Erst im November legte er – ausgelöst durch die jüngsten Arzneimittelskandale – den Entwurf fürs Gesetz für mehr Sicherheit in der Arzneimittelversorgung (GSAV) vor, über das Kassen künftig etwa Pharmahersteller bei Qualitätsmängeln in Regress nehmen können.

Am Mittwoch hat das Bundeskabinett diesen beschlossen. Zwar mit einigen Änderungen, aber in seinen Kernforderungen hat sich der Minister durchgesetzt.

Erweiterte Rückrufkompetenzen

Bedingt durch den Lunapharm-Skandal werden die Rückrufkompetenzen der Bundesoberbehörden erweitert. Sie sollen künftig bei Qualitätsmängeln, negativem Nutzen-Risiko-Verhältnis oder beim Vorliegen des Verdachts einer Arzneimittelfälschung Rückrufe auslösen können – das gilt für nationale und europäische Zulassungen.

Zudem wird die Häufigkeit unangemeldeter Inspektionen bei den Herstellern erhöht. Das trifft – getrieben vom Fall eines Bottroper-Apothekers, der Zytostatika mit zu geringem Wirkstoff abgegeben haben soll – aber auch Apotheken, die patientenindividuelle Arzneimittel zur parenteralen Anwendung herstellen.

Außerdem müssen die Länder die zuständigen Bundesoberbehörden über geplante Inspektionen bei Herstellern in Drittstaaten informieren. Die Behörden können an diesen Inspektionen auch teilnehmen.

Bei verunreinigten Chargen von Arzneimitteln oder anderen Produktmängeln, die einen Rückruf auslösen, sollen die Krankenkassen wie gesagt künftig einen Anspruch auf Regress gegenüber dem Hersteller erhalten.

Verordnung und Abgabe von Biosimilars werden gefördert

Das Gesundheitsministerium hofft, dass die Hersteller damit auch ein wirtschaftliches Interesse daran haben, Arzneimittel sicher zu machen.

Die Regelung geht auf den Skandal um den Wirkstoff Valsartan zurück: Im überwiegend in Indien und China hergestellten Wirkstoff waren möglicherweise krebsauslösende Stoffe entdeckt worden.

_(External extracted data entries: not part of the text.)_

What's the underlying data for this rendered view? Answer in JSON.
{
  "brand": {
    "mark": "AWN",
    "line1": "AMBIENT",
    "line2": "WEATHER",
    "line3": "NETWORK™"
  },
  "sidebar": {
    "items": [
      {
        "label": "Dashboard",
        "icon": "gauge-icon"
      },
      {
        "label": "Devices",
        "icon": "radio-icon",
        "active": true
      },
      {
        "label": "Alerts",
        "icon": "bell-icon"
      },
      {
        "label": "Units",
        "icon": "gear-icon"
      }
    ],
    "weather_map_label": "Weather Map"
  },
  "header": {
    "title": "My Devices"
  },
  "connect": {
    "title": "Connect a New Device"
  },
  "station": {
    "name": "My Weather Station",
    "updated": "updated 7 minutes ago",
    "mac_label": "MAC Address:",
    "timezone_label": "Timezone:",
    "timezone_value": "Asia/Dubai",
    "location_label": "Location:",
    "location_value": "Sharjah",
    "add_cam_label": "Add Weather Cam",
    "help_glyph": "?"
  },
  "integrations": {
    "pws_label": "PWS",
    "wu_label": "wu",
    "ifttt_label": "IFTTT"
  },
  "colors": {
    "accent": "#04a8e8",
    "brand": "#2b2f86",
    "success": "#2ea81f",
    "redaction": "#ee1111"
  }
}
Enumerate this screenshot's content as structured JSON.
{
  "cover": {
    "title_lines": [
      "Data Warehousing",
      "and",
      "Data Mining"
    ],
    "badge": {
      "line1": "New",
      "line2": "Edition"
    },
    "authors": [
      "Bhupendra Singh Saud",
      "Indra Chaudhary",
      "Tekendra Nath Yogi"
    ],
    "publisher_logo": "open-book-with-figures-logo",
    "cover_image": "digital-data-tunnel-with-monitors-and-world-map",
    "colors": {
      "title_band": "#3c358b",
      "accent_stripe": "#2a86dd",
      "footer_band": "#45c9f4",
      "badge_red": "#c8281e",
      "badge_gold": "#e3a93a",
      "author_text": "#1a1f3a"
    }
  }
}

Insgesamt soll die Zusammenarbeit zwischen den Bundes- und Länderbehörden verbessert werden. „Patienten müssen sich sicher sein können, dass Arzneimittel ihnen helfen und nicht schaden“, sagte Spahn.

Der Minister hat aber noch einige aus Versorgungsgesichtspunkten nicht unumstrittene Punkte im Gepäck: So bleibt es dabei, dass die Verordnung und Abgabe von Biosimilars gefördert werden soll.

Der Gemeinsame Bundesausschuss (GBA) soll „unverzüglich Hinweise zur Austauschbarkeit“ wirkstoffgleicher biologischer Arzneimittel geben, heißt es im Gesetzentwurf.

In drei Jahren, so das Ministerium, sollen auch Apotheken Biosimilars, die auf dieser GBA-Liste stehen, austauschen können. Gleichzeitig wird die Selbstverwaltung verpflichtet, feste Versorgungsziele mit Biosimilars zu vereinbaren.

Umsatzschwelle für Orphan Drugs geplant

Weitere Punkte das GASV

Frischzellen: Die Herstellung zur Anwendung am Menschen soll verboten werden. Das BMG soll per Gesetz die Möglichkeit erhalten, eine entsprechende Verordnung zu erlassen.

Cannabis: Die Verordnung wird weniger bürokratisch. Nach einmal erfolgter Genehmigung soll künftig im Falle einer Anpassung der Dosierung oder eines Wechsels der Blütensorte ein neuer Antrag bei der Kasse entfallen.

Für neue Therapien wird eine Dokumentations- und Meldepflicht bei Verdacht auf Nebenwirkungen eingeführt.

Für Arzneimittel zur Versorgung von Patienten mit Hämophilie wird die bisherige Ausnahme vom Apothekenvertriebsweg (Direktvertrieb des Herstellers mit Ärzten und Krankenhäusern) zurückgenommen.

Das Gesetz soll voraussichtlich Mitte 2019 in Kraft treten.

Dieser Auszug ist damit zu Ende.